LEXINGTON, Ky. (WTVQ) – Hurricane Sally has come and gone, killing at least one person and leaving behind destruction and flooding along several Gulf Coast states.
Kentuckians are there to help rebuild and restore power.
“Just because the storm has come and gone, that doesn’t mean the danger has come and gone,” Matt Daley said.
Daley is a director with Emergency Disaster Services, based out of Lexington.
For the last three weeks he’s been on the ground in Louisiana helping with Hurricane Laura damages.
“We’re not heroes by any mean, but we’re taking care of the heroes who are actually out here doing the hard work,” Daley said.
EDS sets up hubs for first responders and utilities crews to work in devastated areas like Louisiana following Hurricane Laura and Alabama after Hurricane Sally.
“It’s sad that you do get used to seeing streets that are bombed out.
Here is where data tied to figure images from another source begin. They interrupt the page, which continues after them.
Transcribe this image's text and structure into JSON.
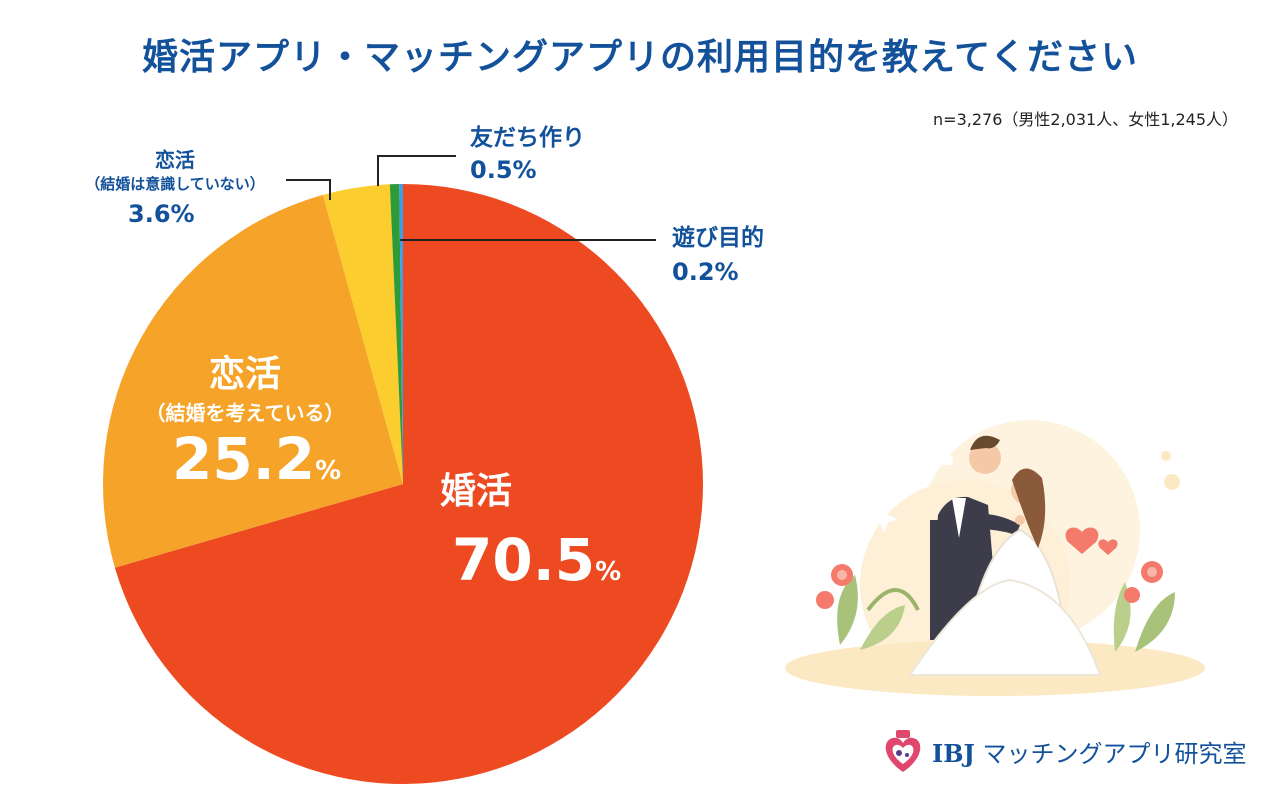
{
  "title": "婚活アプリ・マッチングアプリの利用目的を教えてください",
  "sample_note": "n=3,276（男性2,031人、女性1,245人）",
  "percent_sign": "%",
  "colors": {
    "title": "#13529b",
    "konkatsu": "#ee4a22",
    "renai_marriage": "#f6a32a",
    "renai_nomarriage": "#fccd2e",
    "friends": "#2e9b3a",
    "play": "#3aa0ee"
  },
  "labels": {
    "konkatsu": {
      "name": "婚活",
      "value": "70.5"
    },
    "renai_marriage": {
      "name": "恋活",
      "sub": "（結婚を考えている）",
      "value": "25.2"
    },
    "renai_nomarriage": {
      "name": "恋活",
      "sub": "（結婚は意識していない）",
      "value": "3.6%"
    },
    "friends": {
      "name": "友だち作り",
      "value": "0.5%"
    },
    "play": {
      "name": "遊び目的",
      "value": "0.2%"
    }
  },
  "logo": {
    "brand": "IBJ",
    "text": "マッチングアプリ研究室"
  },
  "chart_data": {
    "type": "pie",
    "title": "婚活アプリ・マッチングアプリの利用目的を教えてください",
    "start": "12 o'clock",
    "direction": "clockwise",
    "slices": [
      {
        "label": "婚活",
        "value": 70.5,
        "color": "#ee4a22"
      },
      {
        "label": "恋活（結婚を考えている）",
        "value": 25.2,
        "color": "#f6a32a"
      },
      {
        "label": "恋活（結婚は意識していない）",
        "value": 3.6,
        "color": "#fccd2e"
      },
      {
        "label": "友だち作り",
        "value": 0.5,
        "color": "#2e9b3a"
      },
      {
        "label": "遊び目的",
        "value": 0.2,
        "color": "#3aa0ee"
      }
    ],
    "annotations": [
      "n=3,276（男性2,031人、女性1,245人）"
    ]
  }
}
In fact, when you pull up to the intersection and the streetlights are working, you almost have to take a second to think, oh my gosh, there’s a green light and I can go instead of the stop and start traffic,” Daley said.
Another group, Kentucky Electric Cooperatives left for Alabama Thursday with a big project ahead.
“They have 4,000 miles of power line down, they have more than 4,000 trees in the power lines our co-op crews are literally going to be rebuilding their system,” Joe Arnold with Kentucky Electric Cooperatives said.
Arnold says Kentucky teams on the ground in Alabama will be a part of a larger nearly thousand person utility crew to help restore power.
And it’s a rebuild like never before.
“It’s hard enough to work in a devastated storm event. It’s even harder when there’s a global pandemic that you’re wrapped in,” Daley said.
Daley and Arnold agree, safety precautions, sanitation and social distancing still in-place to help keep workers safe as they work long days with a particularly long hurricane season still ahead.
“None of us are really going home anytime soon,” Daley said.